Und Sara hat gelacht
14 апреля 2025, 17:37В седьмой день Бог отдыхал, но я не знал покоя. Я создал свой собственный Эдем, запятнанный кровью желания. И если она — Ева, то кто был я? Садовник, соблазнитель или змея? Нет, я был проклятием. Я был тем, кто вошёл в сад без права на спасение, с копотью в груди и с дыханием, отравленным зловонием страсти. И вот, в тени дерева познания, которое росло в моём сердце, я увидел её — она не рвала плод, она держала его уже в руке. И этот плод был не запретным, но распятия достойным. Она не произнесла ни одного слова, как и Ева, которая не объяснялась перед Творцом, но молча приняла изгнание. А я? Я стоял перед ней и думал, что, быть может, Люцифер не пал, а просто влюбился.
Господь сотворил человека по образу Своему, а я — извратил этот образ в себе. Я был сделан из пепла, не из праха. Я не был Адамом, потому что я не жил до греха. Я родился уже после падения. Я — сын Каина, с меткой, которую никто не видит, но которую я чувствую на каждом нерве, в каждом взгляде, в каждом прикосновении к ней. Я был тем, кто шепчет, не тем, кто молится. Моё сердце — псалом наоборот: не хвала, а проклятие.

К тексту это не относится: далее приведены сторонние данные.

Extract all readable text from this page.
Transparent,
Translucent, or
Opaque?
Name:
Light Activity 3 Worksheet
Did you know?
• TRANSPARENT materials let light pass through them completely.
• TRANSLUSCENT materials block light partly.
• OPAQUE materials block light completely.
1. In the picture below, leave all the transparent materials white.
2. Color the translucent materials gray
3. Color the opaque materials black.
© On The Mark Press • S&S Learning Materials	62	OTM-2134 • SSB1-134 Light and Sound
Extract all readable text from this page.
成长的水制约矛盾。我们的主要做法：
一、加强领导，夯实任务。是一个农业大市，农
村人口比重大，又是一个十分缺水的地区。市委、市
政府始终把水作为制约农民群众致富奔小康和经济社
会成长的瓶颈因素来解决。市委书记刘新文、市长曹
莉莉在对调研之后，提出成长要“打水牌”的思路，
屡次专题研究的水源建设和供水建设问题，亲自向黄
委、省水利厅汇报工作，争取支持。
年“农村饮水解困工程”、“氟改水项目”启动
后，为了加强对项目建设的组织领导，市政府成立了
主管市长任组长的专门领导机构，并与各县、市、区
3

Боги, если они вообще когда-либо существовали, теперь сидят высоко, на белых престолах, сделанных из костей тех, кто любил. И они смеются. Смеются не потому, что это весело, а потому, что им более нечего делать. Они — как старики в конце времён, потерявшие интерес к человечеству, бросившие нас играть в грязи. Их смех — ржавый, пустой, как железо надгробий. Они смеются надо мной, как смеялись над Иовом, когда он ещё не был награждён. Но я не Иов. Я не верю в награду. Я не верю ни во что, кроме неё. А в ней — всё, и мука, и соблазн, и Бог, и дьявол, и я сам. Я думал, что власть делает человека сильным. Но я обманулся. Власть делает человека слепым. Я шёл сквозь дни, как сквозь пустыню, ища воду — но напивался огня. Я, офицер, командир, пёс Рейха, избранный для охоты, оказался охотником, что сам вцепился зубами в сердце своей добычи — и отказался разжать челюсти. Она же была тиха. Как ангел, упавший в тень, но не потерявший света. Когда я приближался к ней, я чувствовал себя не выше, но ниже. И это было самым страшным. Я касался её, как священник прикасается к святыне, зная, что недостоин. И с каждым прикосновением я осквернял то, что хотел спасти. Я вымаливал прощение не в словах, а в её дыхании. И ждал кары. Не небесной — нет, я слишком мелок для неё. Я ждал кары, что приходит изнутри, когда человек сам превращается в свою петлю.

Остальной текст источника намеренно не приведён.